We are aware of the limitations of this type of dropdown, because it is difficult to guarantee that this type of information is absolutely correct worldwide. However, we have also analyzed the countries that concentrate most of our certificates and we have ensured that for those countries the stateOrProvince data is correct.

We may find ourselves in exceptional cases where, at the time of issuing a certificate, the stateOrProvince claimed by the subject does not appear in our dropdown. In this case, the issuance will not be possible at that time (perhaps we will lose a client) and we will analyze the case to identify if it is necessary to apply any update in the dropdown.

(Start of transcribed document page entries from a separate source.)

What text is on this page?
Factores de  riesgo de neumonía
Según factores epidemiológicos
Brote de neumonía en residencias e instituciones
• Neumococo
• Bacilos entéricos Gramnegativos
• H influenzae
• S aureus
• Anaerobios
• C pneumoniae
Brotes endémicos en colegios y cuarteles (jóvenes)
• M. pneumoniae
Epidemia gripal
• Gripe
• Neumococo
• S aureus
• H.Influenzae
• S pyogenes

Secondly I would like to ask if all CA Compliance bugs from other CAs are being actively monitored and taken into consideration proactively (i.e. without necessarily being affected by the corresponding incidents but making sure controls are implemented to prevent such class of incidents).

Regarding your second comment, in fact, several people at Firmaprofesional are subscribed to new bugs creations and updates (See Mails_bugs.png) and we learn from them and implement improvements to the best of our ability. We recommend this practice to all CAs since it has been very useful for us.

Comment 2

[Maria Jose Prieto]

Attachment: Mails_bugs.png

Comment 3

[Maria Jose Prieto]

Sorry, comment 1 was not for this bug.

Comment 4

[Maria Jose Prieto]

Dear Ben,
We update and confirm all the steps of point 7:

• The technical control of the Title field has already been uploaded to PRO.
• We have checked all the fields for the technical limitation of characters, for policies QCP-n and QCP-l
• and finally, we have verified the enforce character limit technical controls that we have already done last year for all fields of TLS certificates.

From our point of view this ticket could be closed

Comment 5

[Ben Wilson]

I'll close this on or about next Wed., 20-July-2022.